Le 20 décembre 2021 - 779 mots

METZ

« Écrire, c’est dessiner » : tel est le titre d’une vibrante exposition collective au Centre Pompidou-Metz née d’une idée de la poétesse et artiste libanaise, disparue le 14 novembre 2021.

À 96 ans, la poétesse et artiste Etel Adnan vient de s’éteindre. Hommage lui est rendu au Centre Pompidou-Metz où venait d’ouvrir, une dizaine de jours avant sa disparition, l’exposition « Écrire, c’est dessiner ». Conçue d’après une idée d’Etel Adnan, cette exposition confronte des manuscrits anciens avec des œuvres d’artistes et d’écrivains contemporains, mêlant écrits et images. Voyage intemporel et universel qui nous plonge dans les origines primordiales de l’expression humaine.

L’origine de l’art

Née en 1925 au Liban, d’un père syrien et d’une mère grecque, Etel Adnan a vécu en Californie avant de s’installer en France. Le métissage culturel, l’amour des langues : cette richesse est inscrite en elle depuis toujours. Pour Etel Adnan, dessin et écriture ont une même origine : un besoin primitif, vital, de s’exprimer, d’être au monde. « Ça vient de l’enfance, il y aura toujours des poètes […]. On a besoin de poésie dans ce chaos et ce bavardage. » Cette proximité entre l’écrit et l’image, Etel Adnan l’interroge dans son travail. Depuis le début des années 1960, elle détourne des leporellos, ces petits livres accordéons sur lesquels elle peint et écrit. Ici, des dessins, tantôt formes colorées abstraites, tantôt éléments de paysages, terrestres ou célestes. Là, des mots rendant hommage aux poètes du monde entier. Et, parfois, le mot se mêle aux signes, comme dans Signs (2018) ou L’Apocalypse arabe (1980), où Etel Adnan réinvente une nouvelle manière d’écrire la poésie.
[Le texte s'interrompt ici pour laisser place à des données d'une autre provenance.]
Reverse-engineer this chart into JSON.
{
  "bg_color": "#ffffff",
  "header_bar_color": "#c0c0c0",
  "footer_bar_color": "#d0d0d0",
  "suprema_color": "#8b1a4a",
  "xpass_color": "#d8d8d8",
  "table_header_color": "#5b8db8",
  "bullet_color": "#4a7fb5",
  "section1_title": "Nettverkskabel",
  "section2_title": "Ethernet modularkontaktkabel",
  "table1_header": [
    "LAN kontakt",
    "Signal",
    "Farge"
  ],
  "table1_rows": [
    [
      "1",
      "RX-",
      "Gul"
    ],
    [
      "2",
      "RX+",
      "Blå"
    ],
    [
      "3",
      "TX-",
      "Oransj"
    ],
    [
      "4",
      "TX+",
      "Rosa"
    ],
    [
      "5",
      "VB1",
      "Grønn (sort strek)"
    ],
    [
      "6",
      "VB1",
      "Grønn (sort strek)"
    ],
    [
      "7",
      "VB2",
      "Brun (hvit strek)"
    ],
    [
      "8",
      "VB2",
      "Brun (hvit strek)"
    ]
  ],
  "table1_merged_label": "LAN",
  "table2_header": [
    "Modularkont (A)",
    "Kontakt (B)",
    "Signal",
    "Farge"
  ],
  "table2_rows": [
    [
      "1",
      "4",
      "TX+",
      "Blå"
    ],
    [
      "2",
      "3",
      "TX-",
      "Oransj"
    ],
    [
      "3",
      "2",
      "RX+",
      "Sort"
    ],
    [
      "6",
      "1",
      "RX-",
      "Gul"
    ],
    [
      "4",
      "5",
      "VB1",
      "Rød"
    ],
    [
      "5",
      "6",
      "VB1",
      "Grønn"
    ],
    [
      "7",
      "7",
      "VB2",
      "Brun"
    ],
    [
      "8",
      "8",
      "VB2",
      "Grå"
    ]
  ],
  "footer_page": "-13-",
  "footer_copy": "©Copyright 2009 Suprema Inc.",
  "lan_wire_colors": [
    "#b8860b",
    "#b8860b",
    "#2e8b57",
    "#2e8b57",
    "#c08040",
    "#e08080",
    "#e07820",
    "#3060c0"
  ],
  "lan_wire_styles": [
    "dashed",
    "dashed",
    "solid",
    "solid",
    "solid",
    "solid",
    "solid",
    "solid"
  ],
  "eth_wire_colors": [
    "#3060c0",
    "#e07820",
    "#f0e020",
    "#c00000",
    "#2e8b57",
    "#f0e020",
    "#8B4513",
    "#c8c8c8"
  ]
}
Il y a dans ces diverses inscriptions un amour pour la poésie et un amour du corps. Une sorte de nostalgie de la lettre manuscrite, avant que ne vienne la dématérialisation du monde numérique. La lettre manuscrite permet de sentir la personne qui écrit, sa personnalité, son humeur. Comme le montrent, dans l’exposition de Metz, ces lettres écrites par Van Gogh ou Arthur Rimbaud, qu’Etel Adnan a tenu à exposer. « Écrire, c’est dessiner », c’est laisser sur une feuille la trace d’un corps qui a vécu, éprouvé. Dans le travail d’Etel Adnan, la question de l’empreinte corporelle est essentielle. Elle renvoie à quelque chose d’originel, de tribal, d’archétypal. À l’instar de certains signes, qu’inscrit sur leporello Etel Adnan, en écho aux inscriptions sur les parois de la grotte de Chumash découverte en Californie. Au-delà du langage, l’énergie du trait tend à l’universel.

Guerre et soleil

Humaniste, existentialiste, l’œuvre d’Etel Adnan a affaire avec les ambivalences de la vie humaine. Ses beautés et ses noirceurs. Ses croyances et ses doutes. Le sacré, le soleil, la mort, la disparition, la guerre sont des thèmes très présents dans son travail. Le soleil, chez elle, est à la fois ce qui réchauffe, apaise et ce qui brûle, blesse. C’est à cette ambivalence que fait écho la grande fresque commandée à Pélagie Gbaguidi, exposée à Metz : « J’ai entendu les couleurs d’Etel, une poésie du tout-monde. » Elle rend hommage aux vies et écrits d’Etel Adnan et d’Édouard Glissant. L’inspiration, esprit incarné en animaux sacrés, y devient écriture. Une narration universelle où le noir s’imbrique dans le chant des couleurs.

Signes

Etel Adnan invente une écriture poétique à travers ces signes noirs qui peuplent certains de ses livres accordéons. Ils parlent à la mémoire collective, de façon tribale, comme nous parle un dessin d’enfant. Croix, trait, virgule, rond. Le signe dessiné a affaire avec une expression originelle qui rappelle l’implication du corps dans le geste d’écrire. Comme la calligraphie, comme les tracés archaïques sur les parois des grottes, le signe est un souffle incarné, la trace d’un corps qui dit en silence quelque chose de l’humanité.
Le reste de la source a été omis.